Four. Use gdb to trace and analyze an execve system call kernel processing function sys_execve

1. Delete the original menu and clone the new menu.

2. Add a new exec system call in test.c

3. gdb

cd LinuxKernel
qemu -kernel linux-3.18.6/arch/x86/boot/bzImage -initrd rootfs.img -S -s

gdb
file linux-3.18.6/vmlinux
target remote:1234
bsys_execve
b load_elf_binary
c

4. View the elf file header

Conclusion:

The overall calling relationship when using the system call sys_exec to execute one executable file is:
sys_execve()->do_execve()->do_execve_common()->exec_binprm()->search_binary_handler()->load_elf_binary()->start_thread()

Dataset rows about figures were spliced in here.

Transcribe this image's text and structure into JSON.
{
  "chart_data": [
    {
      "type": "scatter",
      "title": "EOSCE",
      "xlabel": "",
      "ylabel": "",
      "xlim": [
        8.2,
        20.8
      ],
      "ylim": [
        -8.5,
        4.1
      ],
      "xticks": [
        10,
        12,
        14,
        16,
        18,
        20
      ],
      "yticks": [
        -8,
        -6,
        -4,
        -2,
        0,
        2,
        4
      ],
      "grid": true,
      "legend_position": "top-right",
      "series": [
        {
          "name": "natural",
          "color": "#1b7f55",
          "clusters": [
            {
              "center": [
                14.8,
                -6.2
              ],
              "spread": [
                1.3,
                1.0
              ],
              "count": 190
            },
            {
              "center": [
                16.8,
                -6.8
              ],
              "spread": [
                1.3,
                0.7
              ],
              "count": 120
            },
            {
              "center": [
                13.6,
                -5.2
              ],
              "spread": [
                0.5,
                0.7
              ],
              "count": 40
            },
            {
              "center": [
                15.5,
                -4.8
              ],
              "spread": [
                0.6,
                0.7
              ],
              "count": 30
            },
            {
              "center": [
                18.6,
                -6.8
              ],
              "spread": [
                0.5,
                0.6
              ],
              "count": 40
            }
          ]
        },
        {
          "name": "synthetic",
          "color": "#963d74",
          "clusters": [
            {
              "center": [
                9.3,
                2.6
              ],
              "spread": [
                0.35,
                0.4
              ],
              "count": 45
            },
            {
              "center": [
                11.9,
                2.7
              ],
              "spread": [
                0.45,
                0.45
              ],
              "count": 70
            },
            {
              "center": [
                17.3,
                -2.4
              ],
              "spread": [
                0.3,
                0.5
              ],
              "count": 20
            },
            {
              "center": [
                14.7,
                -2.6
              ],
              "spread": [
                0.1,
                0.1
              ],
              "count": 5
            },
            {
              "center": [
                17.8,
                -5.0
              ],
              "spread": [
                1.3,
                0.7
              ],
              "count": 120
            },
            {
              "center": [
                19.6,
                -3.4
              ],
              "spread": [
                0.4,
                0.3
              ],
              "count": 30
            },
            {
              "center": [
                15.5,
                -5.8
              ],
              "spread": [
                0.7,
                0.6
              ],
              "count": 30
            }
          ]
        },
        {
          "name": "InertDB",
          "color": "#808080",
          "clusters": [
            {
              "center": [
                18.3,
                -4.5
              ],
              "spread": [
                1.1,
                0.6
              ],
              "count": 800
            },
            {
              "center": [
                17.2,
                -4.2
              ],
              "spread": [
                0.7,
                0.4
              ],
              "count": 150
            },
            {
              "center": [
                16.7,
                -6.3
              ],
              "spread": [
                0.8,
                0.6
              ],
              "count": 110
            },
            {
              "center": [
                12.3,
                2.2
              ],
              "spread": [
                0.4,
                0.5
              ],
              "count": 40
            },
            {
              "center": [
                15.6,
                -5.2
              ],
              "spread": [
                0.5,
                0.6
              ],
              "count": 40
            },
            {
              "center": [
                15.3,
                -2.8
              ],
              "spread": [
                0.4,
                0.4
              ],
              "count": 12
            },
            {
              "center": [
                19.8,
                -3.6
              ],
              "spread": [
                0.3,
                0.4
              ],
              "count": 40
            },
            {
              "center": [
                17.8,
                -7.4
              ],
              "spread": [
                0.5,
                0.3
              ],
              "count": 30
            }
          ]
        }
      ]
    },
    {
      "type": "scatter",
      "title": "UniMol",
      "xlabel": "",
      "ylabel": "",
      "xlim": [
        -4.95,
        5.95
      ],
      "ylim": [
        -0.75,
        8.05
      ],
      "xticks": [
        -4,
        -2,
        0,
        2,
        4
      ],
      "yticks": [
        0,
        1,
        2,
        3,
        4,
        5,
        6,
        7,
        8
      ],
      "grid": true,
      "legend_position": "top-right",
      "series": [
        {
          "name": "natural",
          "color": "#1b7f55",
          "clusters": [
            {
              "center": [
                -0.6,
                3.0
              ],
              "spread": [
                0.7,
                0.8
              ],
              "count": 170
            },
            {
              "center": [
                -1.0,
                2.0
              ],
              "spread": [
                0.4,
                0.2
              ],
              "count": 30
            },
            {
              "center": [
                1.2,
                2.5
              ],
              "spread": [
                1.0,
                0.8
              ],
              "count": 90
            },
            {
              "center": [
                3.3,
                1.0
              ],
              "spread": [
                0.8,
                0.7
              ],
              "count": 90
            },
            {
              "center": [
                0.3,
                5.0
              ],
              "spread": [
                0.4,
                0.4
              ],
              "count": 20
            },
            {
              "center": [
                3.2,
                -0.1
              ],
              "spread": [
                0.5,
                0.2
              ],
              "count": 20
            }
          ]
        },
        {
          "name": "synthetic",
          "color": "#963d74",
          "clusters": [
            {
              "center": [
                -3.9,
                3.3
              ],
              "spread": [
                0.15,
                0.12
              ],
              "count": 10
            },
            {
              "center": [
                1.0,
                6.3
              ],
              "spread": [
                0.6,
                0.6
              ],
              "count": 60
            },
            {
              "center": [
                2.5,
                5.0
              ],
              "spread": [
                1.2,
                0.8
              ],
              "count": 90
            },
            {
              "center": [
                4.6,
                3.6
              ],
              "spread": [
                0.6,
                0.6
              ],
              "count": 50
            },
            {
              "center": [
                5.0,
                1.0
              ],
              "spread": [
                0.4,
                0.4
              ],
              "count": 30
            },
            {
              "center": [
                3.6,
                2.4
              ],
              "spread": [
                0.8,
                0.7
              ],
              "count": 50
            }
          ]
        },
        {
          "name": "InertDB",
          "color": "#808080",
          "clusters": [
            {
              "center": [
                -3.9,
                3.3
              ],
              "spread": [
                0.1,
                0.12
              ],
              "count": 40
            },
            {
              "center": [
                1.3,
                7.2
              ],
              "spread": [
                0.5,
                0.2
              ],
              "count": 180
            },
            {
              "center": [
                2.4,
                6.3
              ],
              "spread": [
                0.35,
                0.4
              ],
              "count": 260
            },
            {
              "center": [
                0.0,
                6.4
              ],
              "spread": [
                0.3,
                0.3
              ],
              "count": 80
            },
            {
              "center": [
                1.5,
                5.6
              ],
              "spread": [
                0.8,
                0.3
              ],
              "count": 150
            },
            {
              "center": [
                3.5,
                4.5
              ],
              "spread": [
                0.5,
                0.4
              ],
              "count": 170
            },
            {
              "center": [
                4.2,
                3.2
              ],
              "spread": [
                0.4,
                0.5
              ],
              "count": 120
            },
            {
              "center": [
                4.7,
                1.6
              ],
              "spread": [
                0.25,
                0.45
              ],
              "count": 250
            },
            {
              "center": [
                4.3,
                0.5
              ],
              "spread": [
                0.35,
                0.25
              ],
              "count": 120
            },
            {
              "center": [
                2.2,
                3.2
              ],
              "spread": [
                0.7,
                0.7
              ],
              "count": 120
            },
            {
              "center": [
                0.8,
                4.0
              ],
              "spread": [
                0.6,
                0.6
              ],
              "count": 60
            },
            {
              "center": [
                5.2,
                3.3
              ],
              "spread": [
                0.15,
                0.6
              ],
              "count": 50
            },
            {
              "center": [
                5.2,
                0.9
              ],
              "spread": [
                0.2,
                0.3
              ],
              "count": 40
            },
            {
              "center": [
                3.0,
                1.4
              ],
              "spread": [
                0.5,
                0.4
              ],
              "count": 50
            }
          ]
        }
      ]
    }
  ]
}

The execve() system call is essentially the sys_execve() function executed in kernel mode. The processing process is as follows:

The user program initiates the execve() system call, passing the executable file path, parameter list and environment variables.
In the kernel, the sys_execve() function receives these parameters. sys_execve() is the entry point of the system call. It usually finds the corresponding function pointer in the system call table in the kernel.
sys_execve() starts execution. It will first perform some basic verification and permission checks to ensure that the user has the permission to execute the specified file. If the permission check fails, the system call will return an error.
If the permission check passes, sys_execve() will further process the parameters to prepare for the execution of the new process.
sys_execve() will create a new process descriptor and release the resources of the old process, such as closing the file descriptor, unbinding the signal processing function, etc.
Next, sys_execve() will call the do_execve_common() function, which will perform more parameter processing and preparation work.
do_execve_common() will select the corresponding handler based on the format of the executable file (such as ELF format), and then call the corresponding loader function (such as load_elf_binary()).
Loader functions (such as load_elf_binary()) load the contents of the executable file, including code, data, symbol tables, etc. It also sets up the memory layout of the new process, allocates virtual memory space, and performs some initialization work.
Ultimately, the loader function passes control to the new user program’s entry point, usually the executable’s main() function. This will start a new userland process execution.